I used the following approach. Let's denote the biggest palindrome product as palindrome = M * L
. For N > 1 this palidrome has even number of digits and it can be represented as the sum:
palindrome = upper * 10^N + lower
We can expect that M and L are close to 10^N and we can represent them as M = 10^N - i
, L = 10^N - j
and hence
palindrome = (10^N - i) * (10^N - j) = 10^N * (10^N - (i + j)) + i * j
If we assume that i * j < 10^N (this assumption turned out to be true for N > 1) we can represent upper and lower in the following way:
upper = 10^N - (i + j)
lower = i * j
This is the system of equations which can be solved if we know upper and lower. Let's denote sum of i and j as a = i + j
. It can be calculated as a = 10^N - upper
. Because j = a - i
equation for lower can be rewritten as
lower = a * i - i * i
This is a quadratic equation which can be solved using standard methods from textbooks.
Here is the algorithm:
if n == 1:
return 9
for a in xrange(2, 9 * 10**(n-1)):
upper = 10**n - a
lower = reverseNumber(upper)
# solve the equation
# lower == a * i - i * i
# if it has whole number solution then
# return (10**n - i) * (10**n - j) % 1337
This solution is under 100ms but it is still slower than 40% of solutions. So there might be a better approach.

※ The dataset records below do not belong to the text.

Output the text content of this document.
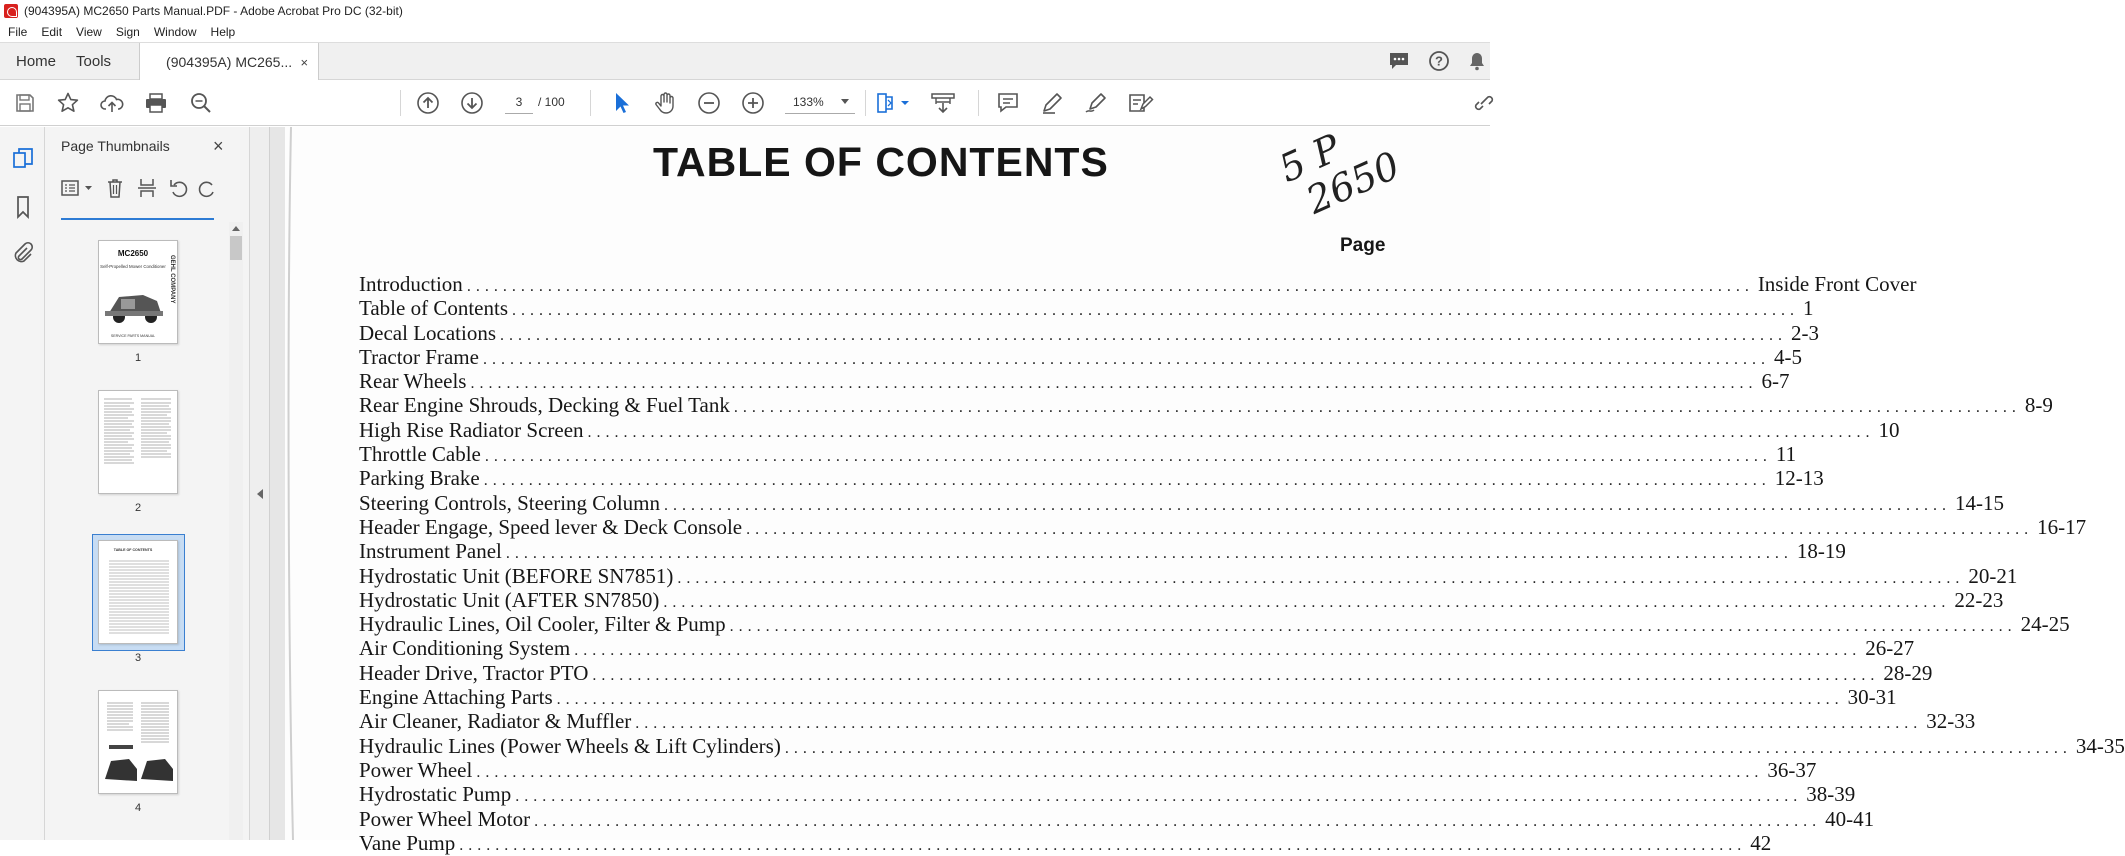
(904395A) MC2650 Parts Manual.PDF - Adobe Acrobat Pro DC (32-bit)
File	Edit	View	Sign	Window	Help
Home	Tools	(904395A) MC265... ×	?
3
/ 100	133%
Page Thumbnails ×
MC2650
Self-Propelled Mower Conditioner
SERVICE PARTS MANUAL
GEHL COMPANY
1
2
TABLE OF CONTENTS
3
4
TABLE OF CONTENTS	5 P
2650
Page
Introduction ............................................................................................................................................... Inside Front Cover
Table of Contents ............................................................................................................................................... 1
Decal Locations ............................................................................................................................................... 2-3
Tractor Frame ............................................................................................................................................... 4-5
Rear Wheels ............................................................................................................................................... 6-7
Rear Engine Shrouds, Decking & Fuel Tank ............................................................................................................................................... 8-9
High Rise Radiator Screen ............................................................................................................................................... 10
Throttle Cable ............................................................................................................................................... 11
Parking Brake ............................................................................................................................................... 12-13
Steering Controls, Steering Column ............................................................................................................................................... 14-15
Header Engage, Speed lever & Deck Console ............................................................................................................................................... 16-17
Instrument Panel ............................................................................................................................................... 18-19
Hydrostatic Unit (BEFORE SN7851) ............................................................................................................................................... 20-21
Hydrostatic Unit (AFTER SN7850) ............................................................................................................................................... 22-23
Hydraulic Lines, Oil Cooler, Filter & Pump ............................................................................................................................................... 24-25
Air Conditioning System ............................................................................................................................................... 26-27
Header Drive, Tractor PTO ............................................................................................................................................... 28-29
Engine Attaching Parts ............................................................................................................................................... 30-31
Air Cleaner, Radiator & Muffler ............................................................................................................................................... 32-33
Hydraulic Lines (Power Wheels & Lift Cylinders) ............................................................................................................................................... 34-35
Power Wheel ............................................................................................................................................... 36-37
Hydrostatic Pump ............................................................................................................................................... 38-39
Power Wheel Motor ............................................................................................................................................... 40-41
Vane Pump ............................................................................................................................................... 42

@nizametdinov said in Could any python experts share their codes within 100ms?:
why upper bound of a is 9 * 10**(n-1) rather than 18* 10**(n-1)
@xiaoyudeng666, if a > 9 * 10**(n-1)
then upper = 10**n - a
will have less than n digits. This approach won't work in this case.
@nizametdinov said in Could any python experts share their codes within 100ms?:
For N > 1 this palidrome has even number of digits
I understand for even N there's direct solution, but I don't see the existence proof of the even number of digits for every N>1? any trivial proof?